Conclave voting happens in cloistered silence, with no campaign money sloshing about, no billboard lies, and no armed thugs in pickup trucks. Cardinals don’t have to hand out bags of rice or mobile money to get votes. African presidential hopefuls, on the other hand, run campaigns powered by patronage, police batons, or foreign dollars—sometimes all three.

Cardinals are appointed (granted), but they’re chosen for theological brains or bureaucratic muscle. That gives us an informed electorate. Meanwhile, African presidential hopefuls are often judged by ethnicity, wallet size, or whose womb they emerged from (read: sons of former presidents). In Nigeria’s 2023 elections, voters didn’t pick candidates so much as to auction their votes to the highest bidder.

The two-thirds rule forces cardinals to seek consensus—rarely the case in African winner-takes-all contests that inflame ethnic passions. Look around, there is no shortage of examples.

The conclave loses points on inclusivity. It’s a male-only club of supposed celibates. No women, no laity, not even the altar boys get a say. African elections, flawed as they are, at least allow most adults to cast a ballot. Yet, what’s the use of universal suffrage when incumbents bend institutions to their will?

The election of the Pope is like the Tanzanian presidential vote; the losing candidate cannot appeal the result. The process is considered divinely guided and final. Votes are burned after each round, signal jammers prevent leaks, and no campaign trail means no posters to tear down or rallies to gas. Compare that with Africa, where, even after the vote, the real war begins—through courts, street protests, and, occasionally, exile. African courts have had moments of glory—Kenya in 2017, and Malawi in 2020—but these are exceptions that prove the rule. More often, the courts are regime cheerleaders in robes.

No pope-elect of the modern era has ever had to flee into exile. Opposition candidates in Africa can’t say the same. After Zimbabwe’s 2018 election, Nelson Chamisa went underground. In 2021, Uganda’s Bobi Wine found himself barricaded at home. Another Ugandan opposition figure, Dr Kizza Besigye, has been in jail since last November. In Tanzania, opposition leader Tundu Lissu was jailed and charged with treason—for daring to ask for electoral reforms.

Wild affairs

Yet things weren’t always so genteel in Rome. Before the conclave rules were formalised in the 13th century, papal elections were wild affairs. After Pope Clement V died in 1314, Italian and French cardinals turned violent. Supporters of the French candidate burned the meeting hall down. Italians fled. The election stalled for two years before Pope John XXII was finally chosen—in Lyon, not Rome. In 1378, a Roman mob demanded an Italian pope. Cardinals, fearing for their necks, elected Urban VI. Later, they claimed coercion and chose a rival, Clement VII. The result? Two popes and a schism. To end the chaos, the Council of Constance stepped in and elected Pope Martin V.
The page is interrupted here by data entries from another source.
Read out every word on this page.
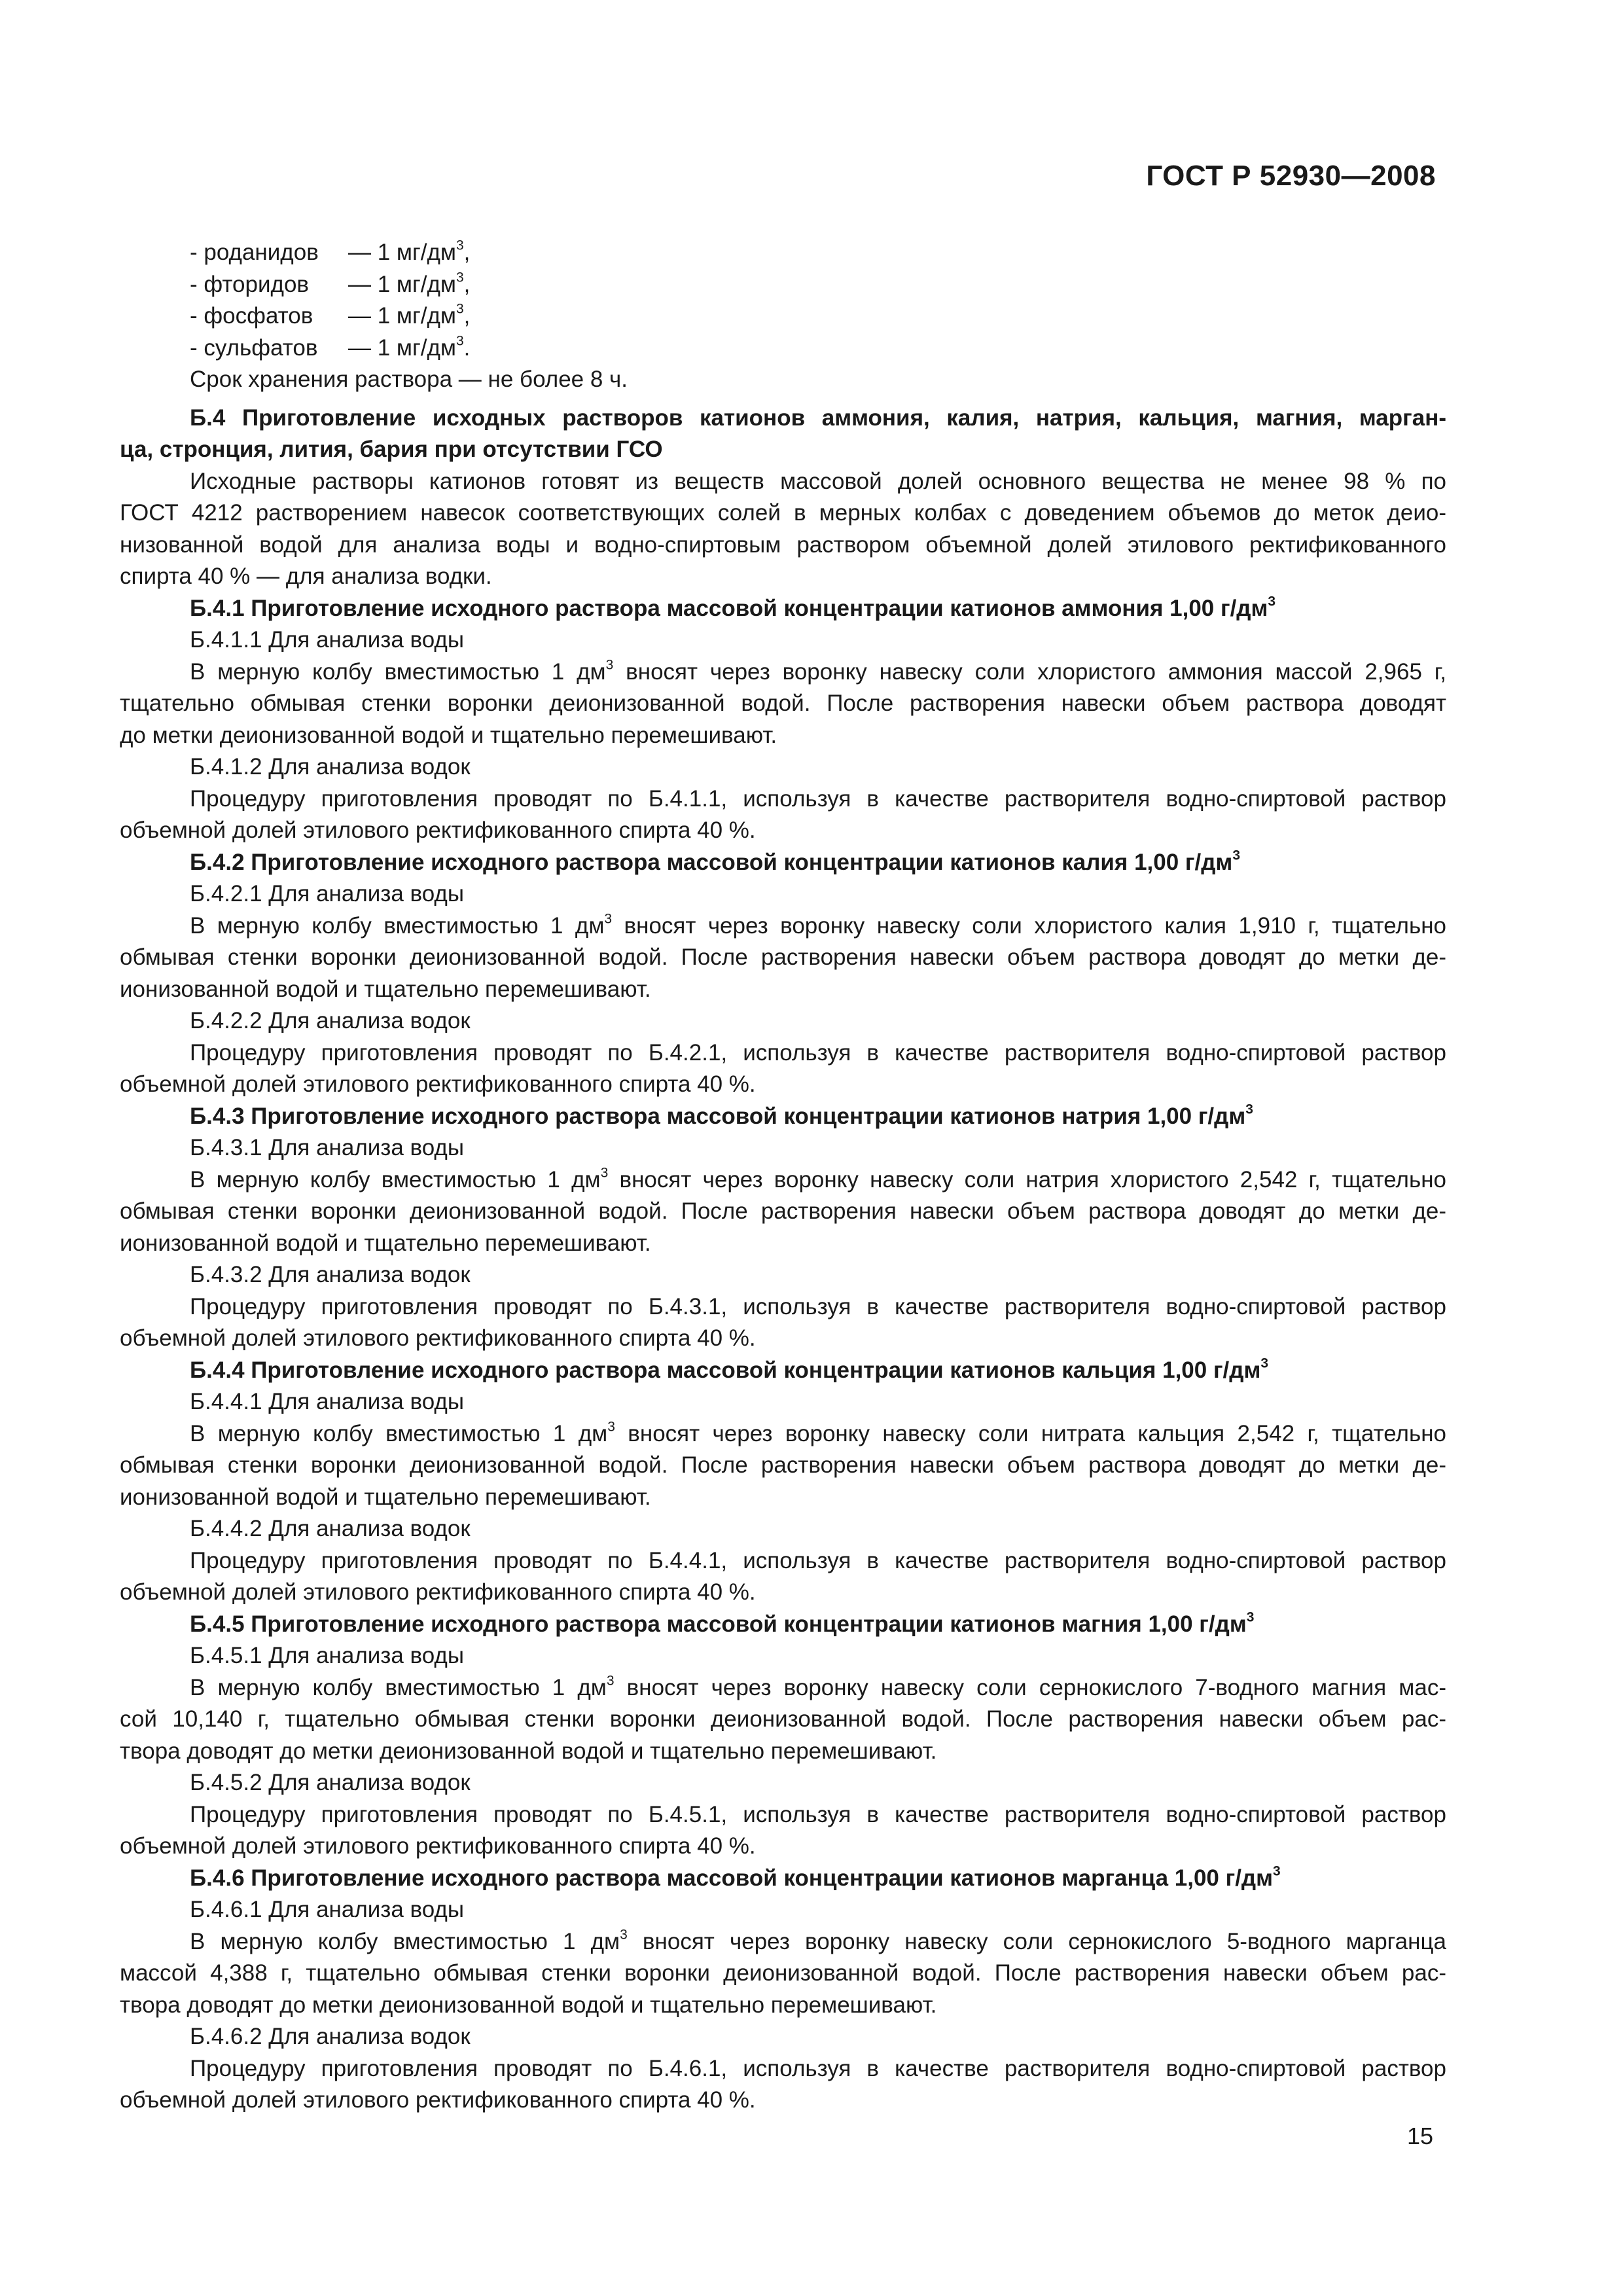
ГОСТ Р 52930—2008
- роданидов — 1 $мг/дм^3$,
- фторидов — 1 $мг/дм^3$,
- фосфатов — 1 $мг/дм^3$,
- сульфатов — 1 $мг/дм^3$.
Срок хранения раствора — не более 8 ч.
Б.4 Приготовление исходных растворов катионов аммония, калия, натрия, кальция, магния, марган-
ца, стронция, лития, бария при отсутствии ГСО
Исходные растворы катионов готовят из веществ массовой долей основного вещества не менее 98 % по
ГОСТ 4212 растворением навесок соответствующих солей в мерных колбах с доведением объемов до меток деио-
низованной водой для анализа воды и водно-спиртовым раствором объемной долей этилового ректификованного
спирта 40 % — для анализа водки.
Б.4.1 Приготовление исходного раствора массовой концентрации катионов аммония 1,00 $г/дм^3$
Б.4.1.1 Для анализа воды
В мерную колбу вместимостью 1 $дм^3$ вносят через воронку навеску соли хлористого аммония массой 2,965 г,
тщательно обмывая стенки воронки деионизованной водой. После растворения навески объем раствора доводят
до метки деионизованной водой и тщательно перемешивают.
Б.4.1.2 Для анализа водок
Процедуру приготовления проводят по Б.4.1.1, используя в качестве растворителя водно-спиртовой раствор
объемной долей этилового ректификованного спирта 40 %.
Б.4.2 Приготовление исходного раствора массовой концентрации катионов калия 1,00 $г/дм^3$
Б.4.2.1 Для анализа воды
В мерную колбу вместимостью 1 $дм^3$ вносят через воронку навеску соли хлористого калия 1,910 г, тщательно
обмывая стенки воронки деионизованной водой. После растворения навески объем раствора доводят до метки де-
ионизованной водой и тщательно перемешивают.
Б.4.2.2 Для анализа водок
Процедуру приготовления проводят по Б.4.2.1, используя в качестве растворителя водно-спиртовой раствор
объемной долей этилового ректификованного спирта 40 %.
Б.4.3 Приготовление исходного раствора массовой концентрации катионов натрия 1,00 $г/дм^3$
Б.4.3.1 Для анализа воды
В мерную колбу вместимостью 1 $дм^3$ вносят через воронку навеску соли натрия хлористого 2,542 г, тщательно
обмывая стенки воронки деионизованной водой. После растворения навески объем раствора доводят до метки де-
ионизованной водой и тщательно перемешивают.
Б.4.3.2 Для анализа водок
Процедуру приготовления проводят по Б.4.3.1, используя в качестве растворителя водно-спиртовой раствор
объемной долей этилового ректификованного спирта 40 %.
Б.4.4 Приготовление исходного раствора массовой концентрации катионов кальция 1,00 $г/дм^3$
Б.4.4.1 Для анализа воды
В мерную колбу вместимостью 1 $дм^3$ вносят через воронку навеску соли нитрата кальция 2,542 г, тщательно
обмывая стенки воронки деионизованной водой. После растворения навески объем раствора доводят до метки де-
ионизованной водой и тщательно перемешивают.
Б.4.4.2 Для анализа водок
Процедуру приготовления проводят по Б.4.4.1, используя в качестве растворителя водно-спиртовой раствор
объемной долей этилового ректификованного спирта 40 %.
Б.4.5 Приготовление исходного раствора массовой концентрации катионов магния 1,00 $г/дм^3$
Б.4.5.1 Для анализа воды
В мерную колбу вместимостью 1 $дм^3$ вносят через воронку навеску соли сернокислого 7-водного магния мас-
сой 10,140 г, тщательно обмывая стенки воронки деионизованной водой. После растворения навески объем рас-
твора доводят до метки деионизованной водой и тщательно перемешивают.
Б.4.5.2 Для анализа водок
Процедуру приготовления проводят по Б.4.5.1, используя в качестве растворителя водно-спиртовой раствор
объемной долей этилового ректификованного спирта 40 %.
Б.4.6 Приготовление исходного раствора массовой концентрации катионов марганца 1,00 $г/дм^3$
Б.4.6.1 Для анализа воды
В мерную колбу вместимостью 1 $дм^3$ вносят через воронку навеску соли сернокислого 5-водного марганца
массой 4,388 г, тщательно обмывая стенки воронки деионизованной водой. После растворения навески объем рас-
твора доводят до метки деионизованной водой и тщательно перемешивают.
Б.4.6.2 Для анализа водок
Процедуру приготовления проводят по Б.4.6.1, используя в качестве растворителя водно-спиртовой раствор
объемной долей этилового ректификованного спирта 40 %.
15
The Viterbo Conclave (1268–1271) went on for so long that the townspeople locked the cardinals in, took off the roof, and cut off their food supply. Eventually, Gregory X was elected. Hunger works.

Over the centuries, the conclave evolved. By the 16th century, it was all incense and order. But not without scandal. In 1517, Cardinal Petrucci plotted to kill Pope Leo X and was executed for his troubles. During the infamous “Cadaver Synod” of 897, Pope Stephen VI dragged the rotting corpse of Pope Formosus into court to try him. He later ended up strangled in prison.

All has been quiet for more than 500 years in papal elections. The conclave’s secrecy, the Church’s authority, and the elite status of cardinals have historically protected losing candidates from such fates, unlike the more volatile outcomes in some African presidential elections.